King Herod built Masada in 30 BCE.
Jewish zealots seized control in 68 after the revolt against Rome had begun.
When the Holy Temple was destroyed in 70 AD,
the population significantly increased as Jews fled exile and persecution
in Jerusalem and sought refuge in Masada.
In 73, 960 Jewish zealots living at the top of Masada
committed suicide so they wouldn’t fall into the hands of the Romans.
Their tale is a story of courage, heroism and martyrdom.
The Romans came to conquer the city only to find that all of the Jews had been victims to this mass tragedy.
In some written evidence, it sounds as though the Jews did this because
they believed death was preferable to the life of enslavement and
prostitution that they knew lay before them.
Of all the people who lived on Masada, only two women and five
children survived the suicides and the Roman invasion.
They later told their story to Flavius Josephus, a famous historian.
His telling is the only written account of their story.
They are never mentioned in the Talmud or any other rabbinic writings.
One rumor about the suicides said that because suicide was forbidden in Jewish law,
the men killed their families, and then drew lots to see who would kill each other.
That way, only one person was left to commit suicide.
The site is well-preserved and has been reconstructed over the years to pay homage to the site and its inhabitants.
Masada features King Herod’s northern palace, which sits atop three rock terraces and looks over a gorge.
Nearby visitors can find a Roman-style bathhouse with a mosaic floor and walls covered in murals.
The murals that decorate the walls of the buildings in there were restored by Italian experts,
who were tasked with making sure the murals would be well-preserved for years to come.
Masada is the most complete, and largest, remaining Roman siege camp.
The story of the place history –
combined with the view of the archeological remains,
creates a special and unique atmosphere for the site while preserving its history.
In 2000, the readers of “Traveler Magazine” rated Masada the best tourist site of its type in the entire world.
In 2001, the site was officially declared a World Heritage Site by the people at UNESCO.
Great view of the Dead Sea.
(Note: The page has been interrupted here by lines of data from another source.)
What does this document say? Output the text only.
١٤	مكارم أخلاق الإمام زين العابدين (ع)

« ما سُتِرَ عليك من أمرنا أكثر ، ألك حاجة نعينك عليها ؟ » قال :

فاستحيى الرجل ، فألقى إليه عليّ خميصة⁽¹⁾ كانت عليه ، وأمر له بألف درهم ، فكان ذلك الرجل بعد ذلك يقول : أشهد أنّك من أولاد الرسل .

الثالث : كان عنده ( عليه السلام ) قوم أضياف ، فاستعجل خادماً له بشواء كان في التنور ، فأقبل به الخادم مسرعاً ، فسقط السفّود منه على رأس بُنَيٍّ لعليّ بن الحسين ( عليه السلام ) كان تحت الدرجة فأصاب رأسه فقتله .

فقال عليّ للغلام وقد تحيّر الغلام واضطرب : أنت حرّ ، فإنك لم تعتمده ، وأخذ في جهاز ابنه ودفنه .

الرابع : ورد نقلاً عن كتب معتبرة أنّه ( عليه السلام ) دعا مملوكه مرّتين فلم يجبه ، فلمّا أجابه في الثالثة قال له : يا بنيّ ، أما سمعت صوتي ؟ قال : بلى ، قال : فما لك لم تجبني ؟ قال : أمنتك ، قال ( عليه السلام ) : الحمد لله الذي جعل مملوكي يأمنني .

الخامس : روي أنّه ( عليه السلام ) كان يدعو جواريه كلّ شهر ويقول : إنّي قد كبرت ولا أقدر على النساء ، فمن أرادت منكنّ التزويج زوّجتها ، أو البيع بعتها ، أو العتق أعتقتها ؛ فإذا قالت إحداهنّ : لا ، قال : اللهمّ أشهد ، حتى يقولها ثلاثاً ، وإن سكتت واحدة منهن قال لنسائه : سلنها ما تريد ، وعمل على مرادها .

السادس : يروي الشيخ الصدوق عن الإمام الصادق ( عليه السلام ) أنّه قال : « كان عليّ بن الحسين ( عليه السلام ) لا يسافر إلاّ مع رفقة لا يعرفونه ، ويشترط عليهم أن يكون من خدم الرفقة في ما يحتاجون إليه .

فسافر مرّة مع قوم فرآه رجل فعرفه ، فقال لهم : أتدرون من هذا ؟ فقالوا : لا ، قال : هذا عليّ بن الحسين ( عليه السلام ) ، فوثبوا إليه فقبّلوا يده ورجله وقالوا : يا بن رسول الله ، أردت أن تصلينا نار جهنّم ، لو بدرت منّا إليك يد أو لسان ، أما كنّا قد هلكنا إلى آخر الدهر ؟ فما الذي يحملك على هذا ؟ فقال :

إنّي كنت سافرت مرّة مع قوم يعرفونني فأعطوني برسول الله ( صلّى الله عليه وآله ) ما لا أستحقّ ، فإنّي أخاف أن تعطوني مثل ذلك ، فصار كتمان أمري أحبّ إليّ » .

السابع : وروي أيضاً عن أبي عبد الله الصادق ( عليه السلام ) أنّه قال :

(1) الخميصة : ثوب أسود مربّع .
It’s been invested with a semi-religious significance because of the people of Israel’s suicides acted as a symbol of resistance.
Visitors can reach it through a steep climb up a winding path or by way of a cable car that takes guests from the tourist center to the top of Masada.
In the tourist center, visitors can find a movie about the history, a scaled model of the site, and an exhibit of findings.